Döring, who had had a heart condition for years, died of a heart attack while driving to Düsseldorf. As a result of his speech in the Bundestag on the Spiegel affair, (unproven) rumors emerged, especially from the GDR , that the Federal Intelligence Service or the military shielding service had caused the death.

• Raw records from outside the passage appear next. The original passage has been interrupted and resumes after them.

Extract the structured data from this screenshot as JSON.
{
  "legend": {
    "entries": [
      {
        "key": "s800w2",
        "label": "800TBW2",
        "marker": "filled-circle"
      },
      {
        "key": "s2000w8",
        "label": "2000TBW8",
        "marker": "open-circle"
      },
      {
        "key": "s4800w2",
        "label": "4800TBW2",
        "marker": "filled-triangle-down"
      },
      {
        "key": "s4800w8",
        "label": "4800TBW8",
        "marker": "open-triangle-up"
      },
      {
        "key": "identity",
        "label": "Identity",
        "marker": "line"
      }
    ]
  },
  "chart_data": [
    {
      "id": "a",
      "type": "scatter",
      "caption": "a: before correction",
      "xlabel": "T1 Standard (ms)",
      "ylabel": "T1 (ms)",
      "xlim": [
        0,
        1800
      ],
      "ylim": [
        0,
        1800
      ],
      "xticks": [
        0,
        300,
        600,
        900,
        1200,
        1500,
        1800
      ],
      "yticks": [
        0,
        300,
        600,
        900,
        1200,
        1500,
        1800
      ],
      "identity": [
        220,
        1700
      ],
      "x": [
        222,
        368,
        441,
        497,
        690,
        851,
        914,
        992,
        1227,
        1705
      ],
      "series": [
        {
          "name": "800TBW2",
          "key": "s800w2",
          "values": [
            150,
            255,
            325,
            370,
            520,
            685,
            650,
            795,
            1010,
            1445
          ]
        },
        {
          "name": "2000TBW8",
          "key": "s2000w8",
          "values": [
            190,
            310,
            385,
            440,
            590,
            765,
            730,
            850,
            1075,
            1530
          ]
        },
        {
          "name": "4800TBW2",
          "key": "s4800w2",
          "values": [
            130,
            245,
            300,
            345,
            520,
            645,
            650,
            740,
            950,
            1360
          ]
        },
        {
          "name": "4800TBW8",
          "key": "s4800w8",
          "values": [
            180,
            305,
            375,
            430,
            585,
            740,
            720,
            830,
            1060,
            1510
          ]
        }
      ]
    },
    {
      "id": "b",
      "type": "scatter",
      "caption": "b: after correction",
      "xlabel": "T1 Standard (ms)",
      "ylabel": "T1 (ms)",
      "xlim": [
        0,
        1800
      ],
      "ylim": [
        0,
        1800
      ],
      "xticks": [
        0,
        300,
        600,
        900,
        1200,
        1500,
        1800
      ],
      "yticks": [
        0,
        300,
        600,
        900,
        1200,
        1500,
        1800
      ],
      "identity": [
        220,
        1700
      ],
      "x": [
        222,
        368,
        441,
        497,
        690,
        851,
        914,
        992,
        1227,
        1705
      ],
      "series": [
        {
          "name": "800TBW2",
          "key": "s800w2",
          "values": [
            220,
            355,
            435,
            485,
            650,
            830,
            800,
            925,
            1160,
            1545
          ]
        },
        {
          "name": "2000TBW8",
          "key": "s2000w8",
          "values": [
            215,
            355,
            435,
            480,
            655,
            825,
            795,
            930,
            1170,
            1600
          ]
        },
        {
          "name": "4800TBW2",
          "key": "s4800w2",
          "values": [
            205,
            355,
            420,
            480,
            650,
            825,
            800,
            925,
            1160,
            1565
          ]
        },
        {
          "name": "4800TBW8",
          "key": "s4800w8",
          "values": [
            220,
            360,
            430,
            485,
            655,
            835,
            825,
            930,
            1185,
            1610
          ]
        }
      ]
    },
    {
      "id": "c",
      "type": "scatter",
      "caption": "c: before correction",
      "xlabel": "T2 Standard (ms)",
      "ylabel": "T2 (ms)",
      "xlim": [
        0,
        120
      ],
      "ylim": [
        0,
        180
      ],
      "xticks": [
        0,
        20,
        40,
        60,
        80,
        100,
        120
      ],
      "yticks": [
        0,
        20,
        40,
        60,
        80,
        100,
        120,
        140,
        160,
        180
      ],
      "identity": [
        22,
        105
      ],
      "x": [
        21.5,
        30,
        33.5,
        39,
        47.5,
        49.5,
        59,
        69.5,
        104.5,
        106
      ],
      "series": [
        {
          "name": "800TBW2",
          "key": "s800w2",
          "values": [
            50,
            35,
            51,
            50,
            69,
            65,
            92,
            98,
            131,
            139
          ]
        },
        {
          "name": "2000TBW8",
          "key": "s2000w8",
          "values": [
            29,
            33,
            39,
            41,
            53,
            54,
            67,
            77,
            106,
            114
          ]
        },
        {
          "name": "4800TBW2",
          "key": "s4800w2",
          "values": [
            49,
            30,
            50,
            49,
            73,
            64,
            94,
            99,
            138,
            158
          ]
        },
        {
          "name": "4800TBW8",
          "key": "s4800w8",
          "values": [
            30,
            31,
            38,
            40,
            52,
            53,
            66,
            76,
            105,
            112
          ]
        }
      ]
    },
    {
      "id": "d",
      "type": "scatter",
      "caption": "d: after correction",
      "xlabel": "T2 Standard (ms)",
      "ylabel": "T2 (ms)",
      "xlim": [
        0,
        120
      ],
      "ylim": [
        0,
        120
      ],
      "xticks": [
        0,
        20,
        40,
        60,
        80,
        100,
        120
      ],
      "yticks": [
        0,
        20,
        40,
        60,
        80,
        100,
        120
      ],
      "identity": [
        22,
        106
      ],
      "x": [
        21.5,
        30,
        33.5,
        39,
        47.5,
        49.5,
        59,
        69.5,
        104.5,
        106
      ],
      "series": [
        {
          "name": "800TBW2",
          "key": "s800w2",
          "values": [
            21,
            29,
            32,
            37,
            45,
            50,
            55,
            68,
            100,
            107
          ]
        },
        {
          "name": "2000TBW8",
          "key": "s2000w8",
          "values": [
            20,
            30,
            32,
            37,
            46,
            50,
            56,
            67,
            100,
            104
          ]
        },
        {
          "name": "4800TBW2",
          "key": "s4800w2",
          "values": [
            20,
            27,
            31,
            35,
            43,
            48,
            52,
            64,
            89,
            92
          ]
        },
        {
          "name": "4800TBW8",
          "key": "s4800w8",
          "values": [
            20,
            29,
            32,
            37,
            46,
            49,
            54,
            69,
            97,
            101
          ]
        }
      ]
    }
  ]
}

Documents on Döring's work for the FDP and in the German Bundestag are in the archive of liberalism of the Friedrich Naumann Foundation for Freedom in Gummersbach .

Honors

The Wolfgang Döring Foundation , which is close to the FDP , the Wolfgang Döring House, the party headquarters of the FDP North Rhine-Westphalia in Düsseldorf , and streets in Düsseldorf and Göttingen are named after Döring . In the 1960s there was a Wolfgang Döring Society that, together with the FDP North Rhine-Westphalia, awarded the Wolfgang Döring Medal .

literature

  • Wolfram Dorn , Wolfgang Wiedner: Freedom is the future. Wolfgang Döring. A political biography . Edited by the Wolfgang Döring Foundation, Düsseldorf, Liberal-Verlag, Bonn 1974.
  • Karl Georg Egel, Harri Czepuck: Döring says how it is . German military publisher, Berlin 1964.
  • Gerhard Papke : Liberal force of order, national collection movement or middle class party? The FDP parliamentary group in North Rhine-Westphalia 1946–1966 , Droste, Düsseldorf 1998.
  • Gisela Wiedner-Zerwas: The development of the FDP in North Rhine-Westphalia from 1951 to 1956 with special consideration of the person Wolfgang Döring . Duisburg 1973.

Web links

Individual evidence

  1. Quoted from Joachim Bretschneider, Harald Hofmann: Karl-Hermann Flach. Liberal out of passion , Bertelsmann , Gütersloh 1974, p. 24.
  2. "Shoot or Hang?" The Seal, April 6, 1998.